Not only will Verizon buy all of what the public knows as Yahoo, the telecommunications giant will also receive Yahoo's valuable real estate properties.
Meanwhile, intellectual property that once belonged to Yahoo will now be sold off to other parties, according to reports.
So what exactly is left behind?
Left Behind
"Yahoo is now a shell company — but its shell is worth billions," says Dave McIninch, chief revenue officer of Acquisio.
Ostensibly Yahoo will resemble an exchange-traded company. In other words, it is a vehicle in which you can invest — but you would be investing in the collective assets of other publicly traded companies. In Yahoo's case, your investment in Yahoo would give you exposure to two valuable, foreign, companies: Alibaba and Yahoo Japan.
Alibaba, which set the record for the largest U.S.-listed IPO of all time in 2014, is a giant Chinese e-commerce platform and currently has a market capitalization of more than $200 billion. Yahoo Japan is an immensely popular website that offers a wide variety of services, from news to auctions, with a long history of earnings growth.
Old Yahoo, or whatever the company will call itself when the sale of its core businesses to Verizon is made final in the coming months, will now be an investment vehicle to own those two stocks. Morningstar analyst Ali Mogharabi values Yahoo's Alibaba's holdings at nearly $24 billion, or $24 a share in Yahoo stock, and its Yahoo Japan stock at $7 billion, or $7 per share.
Verizon also leaves behind almost $5 billion in net cash, most of which will be passed along to shareholders.
Taxes
This sale was long desired by large activist Yahoo shareholders who grew tired of CEO Marissa Mayer's stewardship. Yahoo spent anywhere from $2 billion to $3 billion on acquisitions during her tenure, while Yahoo's worldwide share of net digital ad revenue fell from 2.6% in 2014 to 1.5% this year, according to eMarketer.com.
When the sale is complete, Old Yahoo will divest itself from the stodgy internet business and only track the performance of two valuable formal entities.

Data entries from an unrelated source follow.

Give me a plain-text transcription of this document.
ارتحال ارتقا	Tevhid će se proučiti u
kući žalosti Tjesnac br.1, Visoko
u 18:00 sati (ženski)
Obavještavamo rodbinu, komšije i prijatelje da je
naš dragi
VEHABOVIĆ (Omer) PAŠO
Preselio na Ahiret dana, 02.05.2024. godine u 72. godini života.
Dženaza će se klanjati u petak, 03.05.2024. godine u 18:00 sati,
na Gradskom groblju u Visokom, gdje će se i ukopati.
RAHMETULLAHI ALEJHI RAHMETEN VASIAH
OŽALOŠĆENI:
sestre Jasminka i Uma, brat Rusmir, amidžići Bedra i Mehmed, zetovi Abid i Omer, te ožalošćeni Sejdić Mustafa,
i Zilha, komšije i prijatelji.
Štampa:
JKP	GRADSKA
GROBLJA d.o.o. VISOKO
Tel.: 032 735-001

While Old Yahoo's fate will now be tied to those of Alibaba and Yahoo Japan, there is something else to consider: risk. More specifically a tax risk.

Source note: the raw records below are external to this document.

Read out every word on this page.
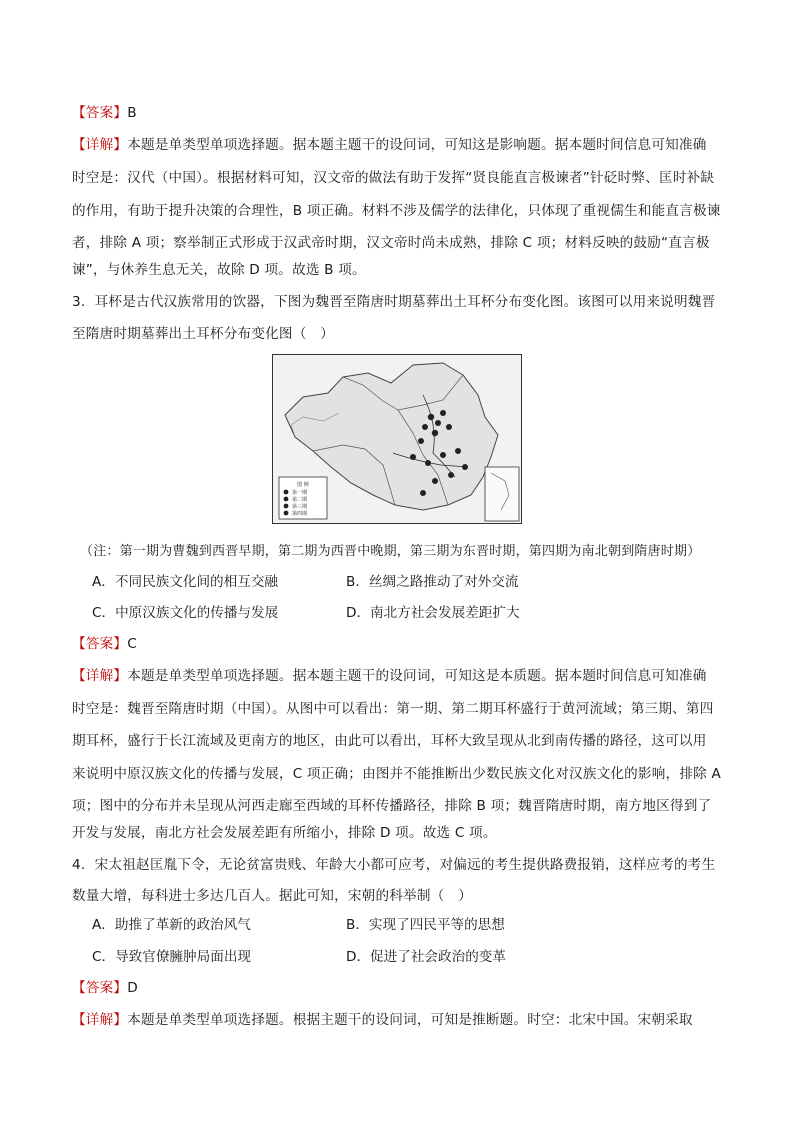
【答案】B
【详解】本题是单类型单项选择题。据本题主题干的设问词，可知这是影响题。据本题时间信息可知准确
时空是：汉代（中国）。根据材料可知，汉文帝的做法有助于发挥“贤良能直言极谏者”针砭时弊、匡时补缺
的作用，有助于提升决策的合理性，B 项正确。材料不涉及儒学的法律化，只体现了重视儒生和能直言极谏
者，排除 A 项；察举制正式形成于汉武帝时期，汉文帝时尚未成熟，排除 C 项；材料反映的鼓励“直言极
谏”，与休养生息无关，故除 D 项。故选 B 项。
3．耳杯是古代汉族常用的饮器，下图为魏晋至隋唐时期墓葬出土耳杯分布变化图。该图可以用来说明魏晋
至隋唐时期墓葬出土耳杯分布变化图（　）
图 例
第一期
第二期
第三期
第四期
（注：第一期为曹魏到西晋早期，第二期为西晋中晚期，第三期为东晋时期，第四期为南北朝到隋唐时期）
A．不同民族文化间的相互交融	B．丝绸之路推动了对外交流
C．中原汉族文化的传播与发展	D．南北方社会发展差距扩大
【答案】C
【详解】本题是单类型单项选择题。据本题主题干的设问词，可知这是本质题。据本题时间信息可知准确
时空是：魏晋至隋唐时期（中国）。从图中可以看出：第一期、第二期耳杯盛行于黄河流域；第三期、第四
期耳杯，盛行于长江流域及更南方的地区，由此可以看出，耳杯大致呈现从北到南传播的路径，这可以用
来说明中原汉族文化的传播与发展，C 项正确；由图并不能推断出少数民族文化对汉族文化的影响，排除 A
项；图中的分布并未呈现从河西走廊至西域的耳杯传播路径，排除 B 项；魏晋隋唐时期，南方地区得到了
开发与发展，南北方社会发展差距有所缩小，排除 D 项。故选 C 项。
4．宋太祖赵匡胤下令，无论贫富贵贱、年龄大小都可应考，对偏远的考生提供路费报销，这样应考的考生
数量大增，每科进士多达几百人。据此可知，宋朝的科举制（　）
A．助推了革新的政治风气	B．实现了四民平等的思想
C．导致官僚臃肿局面出现	D．促进了社会政治的变革
【答案】D
【详解】本题是单类型单项选择题。根据主题干的设问词，可知是推断题。时空：北宋中国。宋朝采取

"Yahoo's stakes in Alibaba and Yahoo Japan are highly appreciated, and Yahoo would have to pay tons of taxes if it ever sold them," wrote Bloomberg's Matt Levine. "So you can't count them at their full pretax value."
Yahoo is loathe to sell its stake in Alibaba and trigger a tax event, so it may just keep its shares. Of course this uncertainty comes with a cost. The value of Old Yahoo will slightly trail its holdings thanks to the risk of having to pay a large tax bill in the future hovers over its head.
"Over time, the spread between the value of Yahoo stock and the sum of the values of Alibaba and Yahoo Japan will indicate the market's perception of that risk," says Mogharabi.